Robyn continues helping new mothers after 39 years of service

Calvary North Adelaide Hospital’s Midwife and postnatal educator Robyn Davies (pictured above right with Liz Kleinig, Clinical Maternity Unit Manager) retired nearly a year ago on 22 April 2016 after 39 years of service. Post retirement Robyn continues helping new mothers, now as a Lactation Consultant.

Robyn, undertook her initial training at The Children’s Hospital in Kermode Street, North Adelaide (Now the Women’s and Children’s Hospital) and her obstetrics training in NSW, including a year of midwifery at the Royal North Shore.

“I only ever wanted to be a nurse,” she says. “It was my only ambition. My dad was a GP and when I was very young I remember getting into his books. He had the most fabulous Obstetrics and Gynaecology books and I would pour over them. They were fascinating to me. And I always loved babies so it was a natural progression for me to start my training at The Children’s Hospital.”

When she returned to Adelaide at the age of 22, she married Nigel and two years later they started a family, welcoming Peter and Nicci fifteen months apart. Both children were born at Calvary North Adelaide.

Robyn started work at Calvary in 1977, mainly doing night duty so she could be with her young family during the day. She did three or four nights a week over a period of 21 years. In the early 1990s she started her Bachelor Nursing at the University of SA and then completed a Graduate Certificate in Child Youth and Family Health at Flinders University, graduating in 1998. Robyn then undertook Lactation IBLC (International Board of Lactation Consultants). While she was studying, she worked as a casual at both Calvary North Adelaide and the Women’s and Children’s. A year after she graduated she secured a permanent position at Calvary, much to her delight.

“Calvary felt like home to me and I was so glad to get home!” she recalled.

Robyn went on to work in Antenatal education and the Postnatal Clinic at Calvary North Adelaide.

“Kathy Grieve set up this wonderful Postnatal Clinic where the women, after they’d been discharged could come back and see a midwife who was also a lactation consultant and they could get help. It was a brilliant service…she also added to the usual Antenatal classes, a class for grandparents which continues today. It’s the only hospital that offers this class and gives Calvary the edge. Holistic care, all-encompassing care – I was all for it!”

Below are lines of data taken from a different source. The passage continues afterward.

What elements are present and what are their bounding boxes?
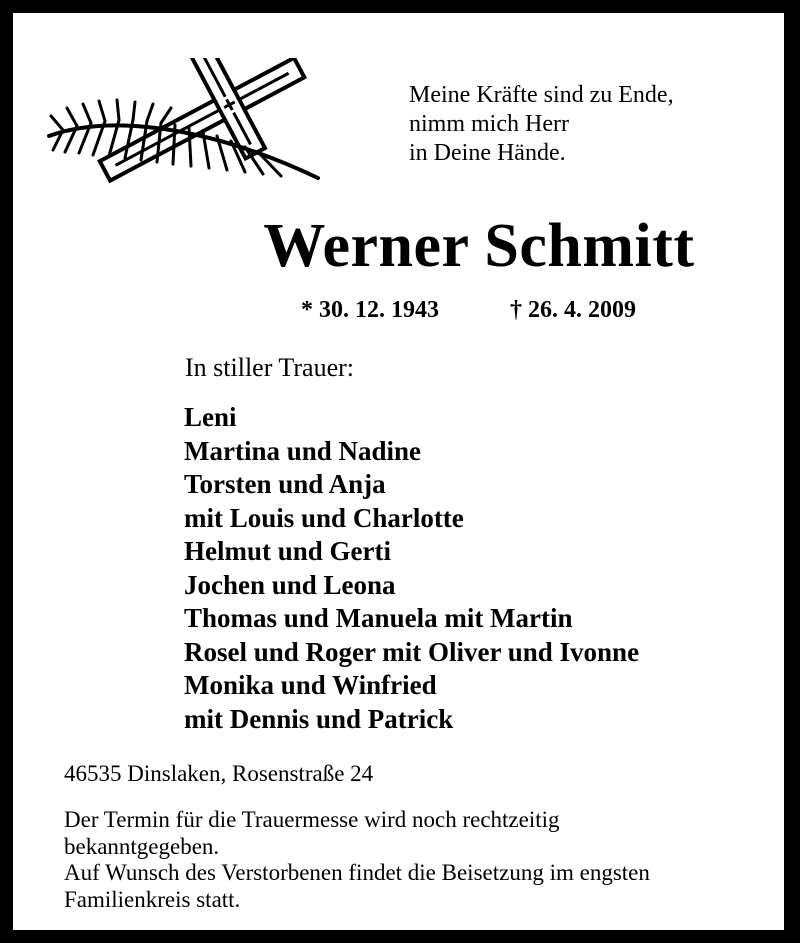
mourner: mit Louis und Charlotte — [184, 502, 464, 533]
notice-line: Der Termin für die Trauermesse wird noch rechtzeitig — [64, 807, 560, 832]
mourners-list — [184, 401, 639, 736]
notice-line: Familienkreis statt. — [64, 886, 241, 912]
mourner: mit Dennis und Patrick — [184, 703, 454, 734]
mourner: Torsten und Anja — [184, 469, 386, 499]
verse-line: nimm mich Herr — [409, 111, 569, 137]
cross-with-palm-branch-icon — [43, 58, 323, 193]
death-date: † 26. 4. 2009 — [510, 297, 636, 323]
mourner: Martina und Nadine — [184, 435, 422, 466]
mourner: Leni — [184, 402, 237, 432]
notice-text — [64, 807, 800, 913]
birth-date: * 30. 12. 1943 — [301, 297, 439, 323]
mourner: Thomas und Manuela mit Martin — [184, 603, 573, 633]
mourner: Jochen und Leona — [184, 569, 396, 600]
deceased-name: Werner Schmitt — [263, 212, 695, 280]
notice-line: Auf Wunsch des Verstorbenen findet die Beisetzung im engsten — [64, 860, 650, 885]
verse-line: Meine Kräfte sind zu Ende, — [409, 82, 674, 108]
notice-line: bekanntgegeben. — [64, 833, 220, 859]
mourner: Helmut und Gerti — [184, 536, 391, 566]
mourner: Monika und Winfried — [184, 670, 437, 700]
address: 46535 Dinslaken, Rosenstraße 24 — [64, 761, 374, 786]
verse-line: in Deine Hände. — [409, 140, 566, 166]
mourner: Rosel und Roger mit Oliver und Ivonne — [184, 636, 640, 667]
verse — [409, 81, 674, 168]
mourning-label: In stiller Trauer: — [185, 353, 354, 382]
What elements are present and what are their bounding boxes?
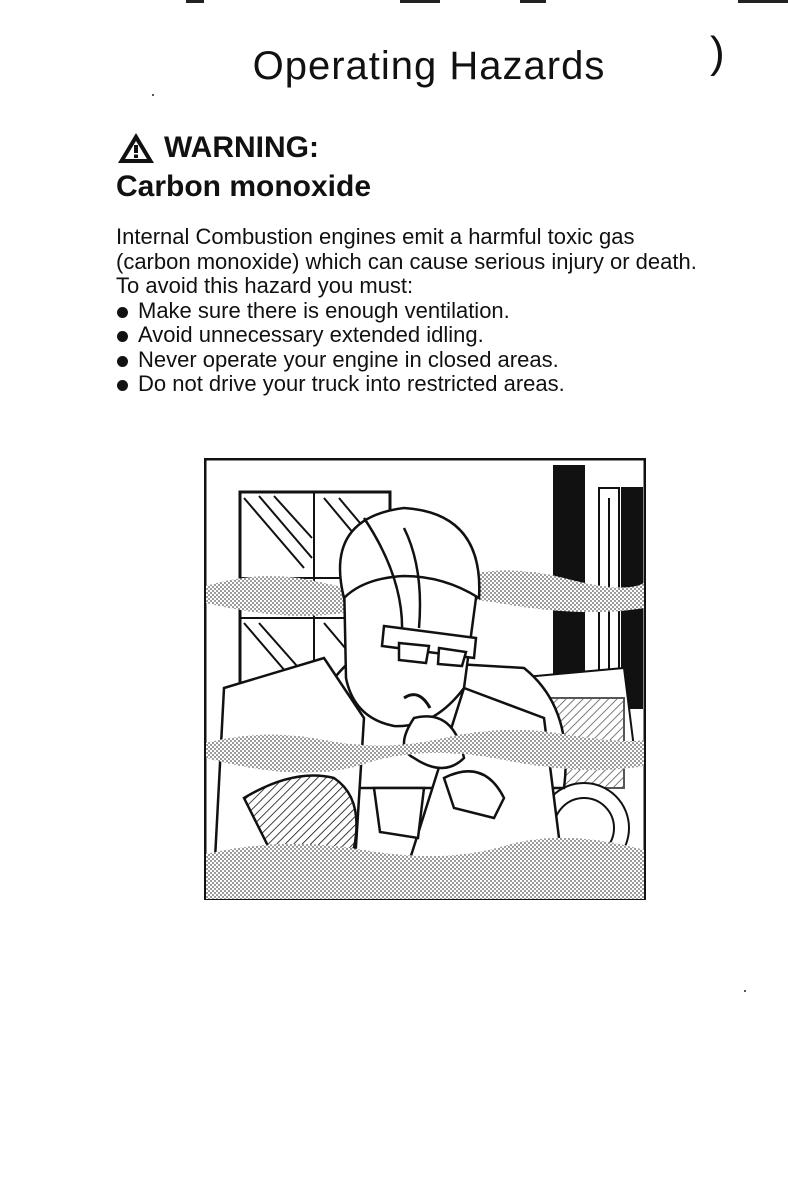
precaution-item: Do not drive your truck into restricted areas. [116, 372, 776, 397]
warning-subject: Carbon monoxide [116, 170, 372, 203]
body-line: (carbon monoxide) which can cause serious injury or death. [116, 248, 697, 274]
warning-block [116, 130, 371, 206]
precaution-item: Make sure there is enough ventilation. [116, 299, 776, 324]
body-line: Internal Combustion engines emit a harmful toxic gas [116, 224, 635, 249]
top-edge-marks [0, 0, 788, 6]
warning-body [116, 225, 776, 397]
warning-heading [116, 130, 371, 166]
worker-coughing-in-exhaust-fumes-illustration [204, 458, 646, 900]
precaution-item: Avoid unnecessary extended idling. [116, 323, 776, 348]
stray-mark [152, 94, 154, 96]
precaution-list [116, 299, 776, 397]
precaution-item: Never operate your engine in closed areas. [116, 348, 776, 373]
warning-label: WARNING: [164, 131, 319, 164]
body-line: To avoid this hazard you must: [116, 273, 414, 298]
page-title: Operating Hazards [252, 44, 606, 88]
page-edge-mark: ) [710, 28, 725, 77]
warning-triangle-icon [116, 131, 156, 165]
stray-mark [744, 990, 746, 992]
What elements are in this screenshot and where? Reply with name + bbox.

“I was also on the Mission Integration Committee for seven years. I worked with some of the managers and the CEOs and Sister Thora Specht – a wonderful, very intelligent lady. One of the things I could see was that people didn’t know who anybody else was in the hospital. I was keen to set up story boards in all the wards. I’d take people’s photos and put up a display board in the foyer. We did that for a couple of years, and then of course, you need to try different things, but that was a real integration of what Mission was about. I think Calvary’s values are the world’s best. Inducting people into the Mary Potter story and what she was about is very important, learning about her Sisters, what her ideals were – really understanding her values. That’s the crunch for me. If you take those values on board you can be assured you’re going to do a good job – but you have to take them on board.”

“The biggest plus of my working life has been working with the women and their babies. As I became more experienced in the role, I grew away from the babies; the women and their families became more important to me. The mothers were the ones I’d make friends with very quickly. My heart would go out to them; they became my focus and I loved the ongoing contact.”

“In rounding up my career, the thing that strikes me are two big words, Trust and Respect. Women come in and place their trust in us as midwives when we are looking after them so intimately. The trust they have in us is amazing and the respect they have for what we are doing and in turn the respect we have for them as women, mothers, families – that’s the most empowering thing about the whole profession really. Whenever people see surveys, nurses are always at the top in the level of trust and I believe that absolutely.

I’ve now set up my own business as a Lactation Consultant. I’m looking forward to still using the skills I have. I don’t want to let go quite yet. I haven’t finished being passionate… I’ve given a lot, but I’ve got a lot back. Working for Calvary has been very special.”